Aller au contenu principal
Actuellement à l'antenne

JO d'hiver 2026 : qui est Emily Harrop, vice-championne olympique de ski-alpinisme ?

Emily Harrop. [CURUTCHET Vincent / KMSP / KMSP via AFP]

La Française Emily Harrop est devenue la première vice-championne olympique de l'histoire du ski-alpinisme ce jeudi aux JO d'hiver de Milan-Cortina. Cette skieuse savoyarde de 28 ans, née de parents britanniques, impressionne par son professionnalisme.

Skieuse alpine prometteuse rattrapée par les blessures, Emily Harrop s'est réinventée jusqu'à devenir jeudi à Bormio vice-championne olympique de ski-alpinisme, sport méconnu qui a fait son apparition aux Jeux olympiques de Milan-Cortina 2026.

Elle est franco-britannique

Emily Harrop est née le 27 septembre 1997 (28 ans) à Bourg-Saint-Maurice de parents britanniques, qui se sont installés dans les Alpes après en être tombés amoureux. "Mes parents sont des grands sportifs. Petite, on m'emmenait marcher en montagne et j'adorais ça", souligne celle qui se dit "mi-Anglaise, mi-Française et 100% Savoyarde".

Elle grandit skis aux pieds au Planay Dessous, un hameau au coeur de la Tarentaise où sa famille est la seule à vivre à l'année. "Les montagnes, c'était notre jardin", raconte la jeune femme.

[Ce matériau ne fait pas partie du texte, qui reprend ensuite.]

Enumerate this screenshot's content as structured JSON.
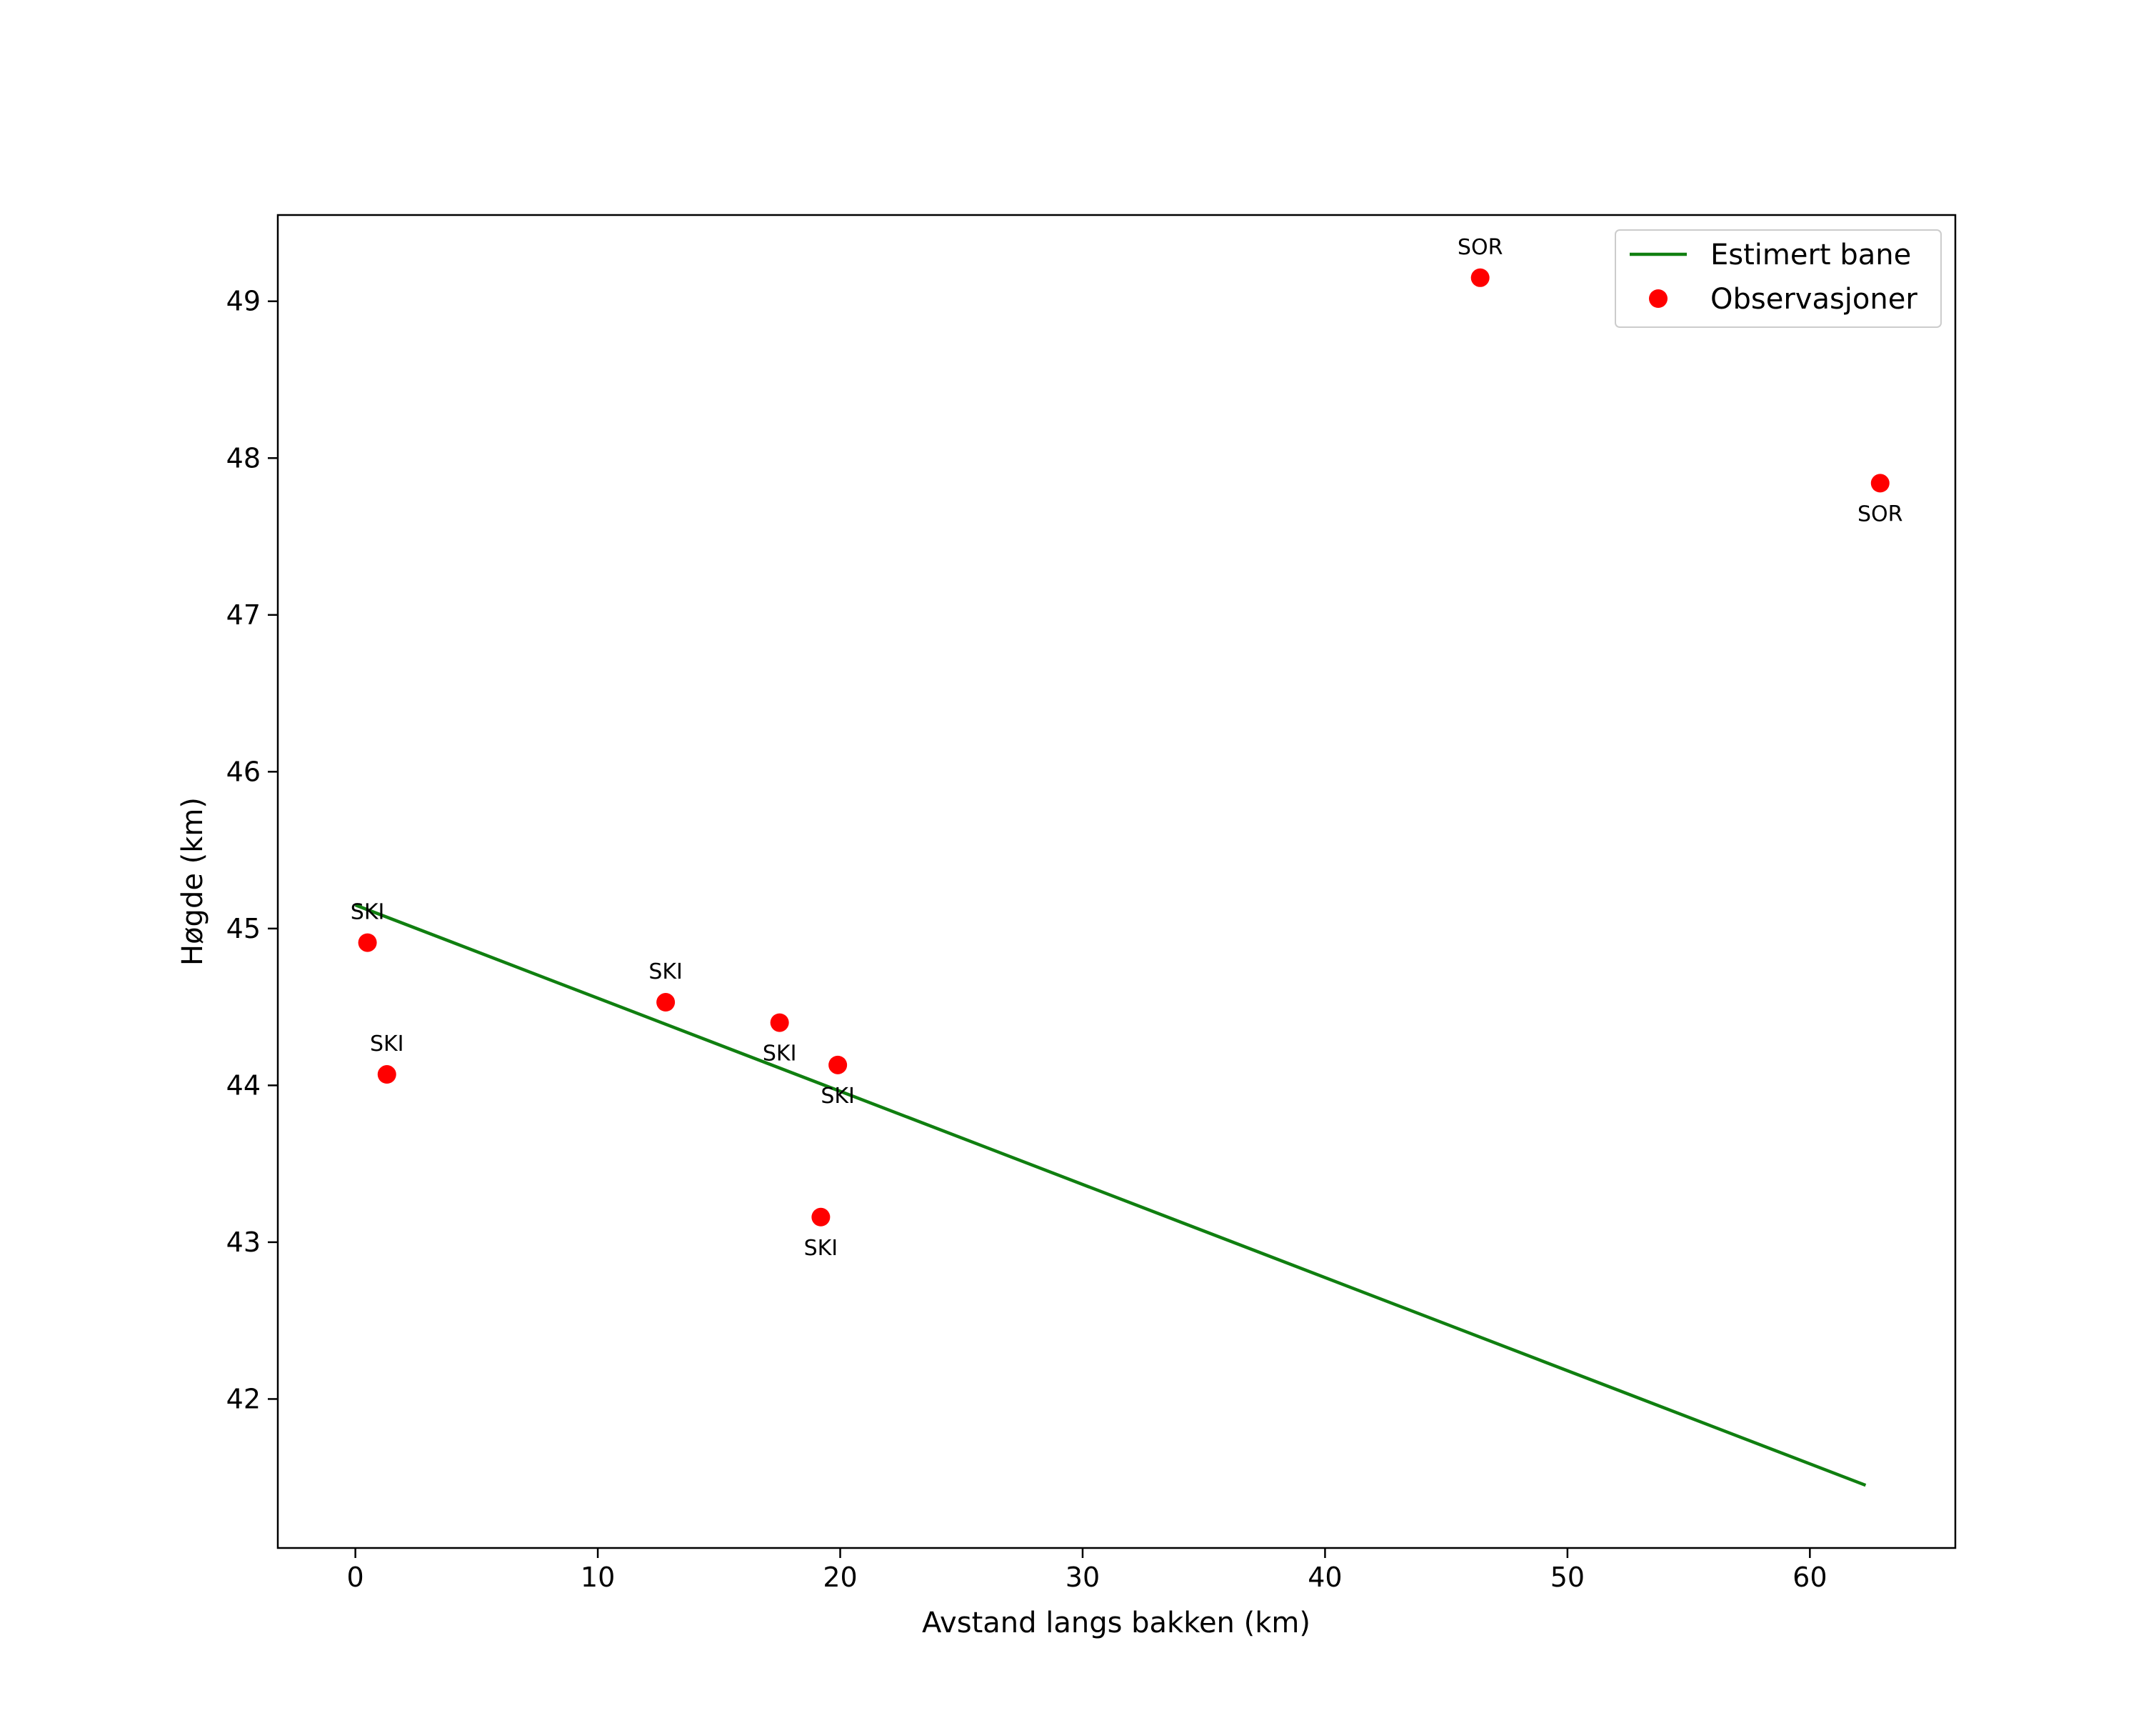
{
  "chart_data": {
    "type": "line+scatter",
    "title": "",
    "xlabel": "Avstand langs bakken (km)",
    "ylabel": "Høgde (km)",
    "xlim": [
      -3.2,
      66
    ],
    "ylim": [
      41.05,
      49.55
    ],
    "xticks": [
      0,
      10,
      20,
      30,
      40,
      50,
      60
    ],
    "yticks": [
      42,
      43,
      44,
      45,
      46,
      47,
      48,
      49
    ],
    "grid": false,
    "legend_position": "top-right",
    "colors": {
      "line": "#107f10",
      "points": "#ff0000"
    },
    "series": [
      {
        "name": "Estimert bane",
        "kind": "line",
        "x": [
          0,
          62.3
        ],
        "y": [
          45.15,
          41.45
        ]
      },
      {
        "name": "Observasjoner",
        "kind": "scatter",
        "points": [
          {
            "x": 0.5,
            "y": 44.91,
            "label": "SKI",
            "label_pos": "above"
          },
          {
            "x": 1.3,
            "y": 44.07,
            "label": "SKI",
            "label_pos": "above"
          },
          {
            "x": 12.8,
            "y": 44.53,
            "label": "SKI",
            "label_pos": "above"
          },
          {
            "x": 17.5,
            "y": 44.4,
            "label": "SKI",
            "label_pos": "below"
          },
          {
            "x": 19.9,
            "y": 44.13,
            "label": "SKI",
            "label_pos": "below"
          },
          {
            "x": 19.2,
            "y": 43.16,
            "label": "SKI",
            "label_pos": "below"
          },
          {
            "x": 46.4,
            "y": 49.15,
            "label": "SOR",
            "label_pos": "above"
          },
          {
            "x": 62.9,
            "y": 47.84,
            "label": "SOR",
            "label_pos": "below"
          }
        ]
      }
    ]
  }
}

Elle brille d'abord en ski alpin

Comme la plupart des enfants du coin, l'appel de la vitesse et de la glisse est plus fort que tout et c'est en ski alpin qu'elle brille d'abord, avec notamment un titre de championne de France juniors en descente en 2015.

"Le ski alpin m'a formée au fait de toujours chercher à peaufiner, à peaufiner, à peaufiner", explique Harrop, très compétitive. "Chercher à faire les choses bien, je pense que l'alpin, ça te l'inculque", ajoute Harrop, qui impressionne aujourd'hui ses coéquipiers par son professionnalisme.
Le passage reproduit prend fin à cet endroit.